Let's debate things but let's do it based on the truth. And let's do it, especially when you know. The people at the network you mentioned who are doing this, they're all vaccinated, John. They know. They know these vaccines are safe. They are effective. Debate mandates all you want. Debate them on facts and truth, not lies.

BERMAN: Talk to me about the fact that you say you're immunocompromised.

How has this affected you over the pandemic for yourself?

You mentioned your 10-year-old son and your concerns about your still unvaccinated son.

KING: Well, I decided to come to work every day because I love my job. I think it is important. The pandemic, as horrific as it is, is one of the reasons we do this, right?

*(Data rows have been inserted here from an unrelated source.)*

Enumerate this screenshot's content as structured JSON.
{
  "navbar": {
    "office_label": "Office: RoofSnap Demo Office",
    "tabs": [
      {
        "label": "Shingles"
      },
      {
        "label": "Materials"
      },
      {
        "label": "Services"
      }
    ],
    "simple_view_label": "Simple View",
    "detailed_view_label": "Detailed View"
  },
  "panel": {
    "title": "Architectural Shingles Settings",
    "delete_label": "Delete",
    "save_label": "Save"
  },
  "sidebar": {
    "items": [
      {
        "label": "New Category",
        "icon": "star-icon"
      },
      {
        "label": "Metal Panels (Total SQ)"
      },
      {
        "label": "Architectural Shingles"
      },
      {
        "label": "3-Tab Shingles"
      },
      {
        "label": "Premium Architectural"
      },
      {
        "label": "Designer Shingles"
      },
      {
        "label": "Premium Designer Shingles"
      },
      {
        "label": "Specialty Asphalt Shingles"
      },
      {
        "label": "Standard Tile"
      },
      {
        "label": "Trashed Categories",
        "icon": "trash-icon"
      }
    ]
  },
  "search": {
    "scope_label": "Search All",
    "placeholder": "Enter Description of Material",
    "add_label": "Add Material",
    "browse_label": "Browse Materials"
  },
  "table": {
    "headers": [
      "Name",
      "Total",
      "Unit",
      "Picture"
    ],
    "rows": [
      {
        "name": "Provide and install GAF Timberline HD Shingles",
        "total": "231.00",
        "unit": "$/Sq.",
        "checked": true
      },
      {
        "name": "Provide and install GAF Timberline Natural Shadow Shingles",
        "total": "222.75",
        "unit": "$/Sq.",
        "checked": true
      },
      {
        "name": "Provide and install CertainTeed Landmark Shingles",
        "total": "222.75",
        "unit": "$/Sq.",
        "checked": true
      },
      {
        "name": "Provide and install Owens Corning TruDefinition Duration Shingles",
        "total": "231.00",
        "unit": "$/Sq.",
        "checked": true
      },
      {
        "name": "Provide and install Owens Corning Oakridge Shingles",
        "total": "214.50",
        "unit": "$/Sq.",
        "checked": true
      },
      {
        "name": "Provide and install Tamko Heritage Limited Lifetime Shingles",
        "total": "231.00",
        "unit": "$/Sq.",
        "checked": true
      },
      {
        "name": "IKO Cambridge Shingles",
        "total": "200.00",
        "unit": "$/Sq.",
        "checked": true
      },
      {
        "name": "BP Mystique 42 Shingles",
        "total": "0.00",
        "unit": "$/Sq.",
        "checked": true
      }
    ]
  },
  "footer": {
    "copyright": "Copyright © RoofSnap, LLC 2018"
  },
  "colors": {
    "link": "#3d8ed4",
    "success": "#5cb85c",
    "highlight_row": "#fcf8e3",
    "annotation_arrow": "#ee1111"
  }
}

It is our job to help people through dark times. It is our job to help them with facts and information and not lies. So I made a decision in consultation with my doctors to try to keep coming to work. My bosses did not know about this at the time.

But I talked to my doctors because CNN did an amazing job. Wolf and I were the only two coming into this building in the early days of the pandemic. Remember, back then, we were worried about touching surfaces. We knew so little about COVID.

But it was important for me to do my job and once I understood there were so few people in the building and we could keep safe and everything, there were a couple of days I lost my temper about people wandering around and getting in my way and I apologize for that. It was scary at the very beginning.

But I thought it was important to do my job. To the point about my son, my older children are heroes. And they're out, successful in life, doing incredibly well and keeping themselves safe, even though they're different politically, they respect science and respect facts.

My younger son, it is my job to protect him. You worry, am I the weak link, am I the weak link that will bring COVID into the house?

Because I'm immunosuppressed or immunocompromised.